Greece on Tuesday agreed to a third bailout deal with its international creditors -- the European Commission, European Central Bank, European Stability Mechanism and the International Monetary Fund, a media report said.
Both sides reportedly agreed on the primary deficit of 2015 and surpluses of 2016 and 2017, while ruling out introducing any new measures in relation to achieving fiscal targets for 2015-2016, state-run To Vima daily reported.
The deal was concluded shortly after 8 a.m., following an 18-hour marathon session of negotiations between creditors and Greek government representatives including Finance Minister Euclid Tsakalotos and Economy Minister Giorgos Stathakis, that began on Monday morning.

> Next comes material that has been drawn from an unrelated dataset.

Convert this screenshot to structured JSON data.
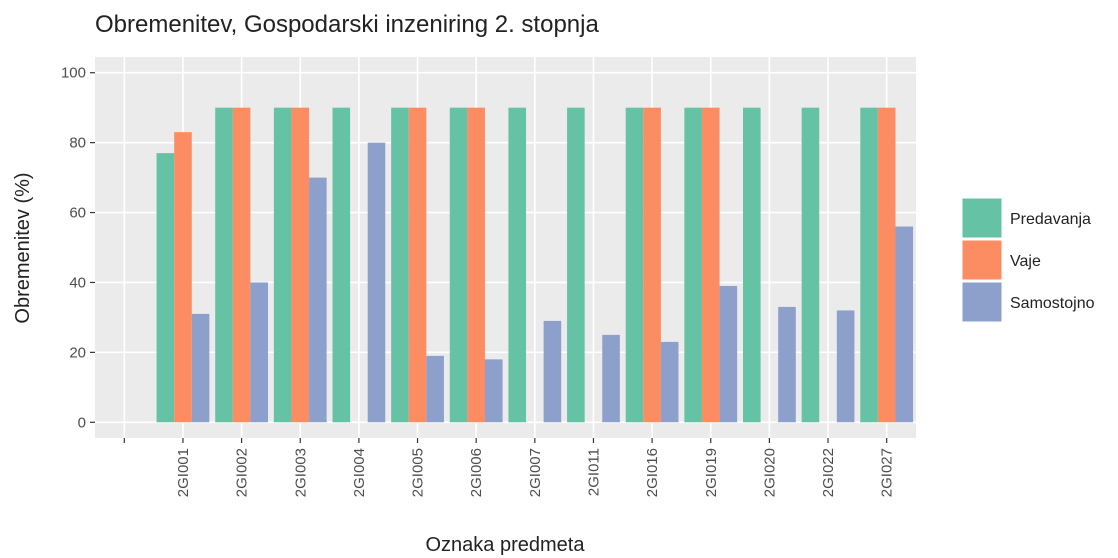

According to a government source, mutual compromises were made on the issues that had remained unresolved, namely the new privatisation fund, energy deregulation and non-performing loans.

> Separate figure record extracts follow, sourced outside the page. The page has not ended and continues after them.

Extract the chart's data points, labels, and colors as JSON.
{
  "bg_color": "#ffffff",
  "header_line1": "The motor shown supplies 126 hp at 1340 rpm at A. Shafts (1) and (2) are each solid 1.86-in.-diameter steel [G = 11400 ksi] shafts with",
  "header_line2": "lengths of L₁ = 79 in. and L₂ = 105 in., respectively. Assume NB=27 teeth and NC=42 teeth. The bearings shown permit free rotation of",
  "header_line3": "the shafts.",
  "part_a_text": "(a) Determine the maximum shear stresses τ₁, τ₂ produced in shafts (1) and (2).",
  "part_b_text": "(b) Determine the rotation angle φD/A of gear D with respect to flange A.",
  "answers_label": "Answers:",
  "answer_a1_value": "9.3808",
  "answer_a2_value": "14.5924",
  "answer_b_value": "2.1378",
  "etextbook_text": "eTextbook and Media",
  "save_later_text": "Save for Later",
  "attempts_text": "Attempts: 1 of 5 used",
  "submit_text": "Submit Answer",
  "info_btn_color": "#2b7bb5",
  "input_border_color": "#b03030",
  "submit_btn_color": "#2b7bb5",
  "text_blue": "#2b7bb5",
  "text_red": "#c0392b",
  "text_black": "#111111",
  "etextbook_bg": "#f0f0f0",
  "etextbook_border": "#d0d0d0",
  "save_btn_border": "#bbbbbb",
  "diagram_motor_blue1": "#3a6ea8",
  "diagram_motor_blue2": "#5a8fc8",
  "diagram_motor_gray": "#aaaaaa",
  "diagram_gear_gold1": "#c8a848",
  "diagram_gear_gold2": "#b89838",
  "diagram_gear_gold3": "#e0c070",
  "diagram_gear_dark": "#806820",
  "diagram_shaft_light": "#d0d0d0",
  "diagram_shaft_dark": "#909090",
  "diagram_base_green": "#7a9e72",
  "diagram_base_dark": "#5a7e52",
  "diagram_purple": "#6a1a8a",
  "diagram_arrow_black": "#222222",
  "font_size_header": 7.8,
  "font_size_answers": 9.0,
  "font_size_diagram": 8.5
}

The agreement also involved the government having to immediately implement 35 measures.
The measures demand changes in tonnage tax for shipping firms, reducing the prices of generic drugs, a review of the social welfare system, strengthening of the Financial Crimes Squad (SDOE), phasing out of early retirement, scrapping tax breaks for islands by the end of 2016, implementation of the product market reforms proposed by the Organisation for Economic Cooperation and Development (OECD) and de-regulating the energy market.
Also agreed was raising the value added tax (VAT) on private tutoring to 23 percent in order to offset a reduction in VAT on beef from 23 to 13 percent.
According to Greek daily Kathimerini, if the agreement is finalised, the Greek parliament would vote on it on Thursday.
This would be followed on Friday by the Eurogroup and other eurozone parliaments approving the deal.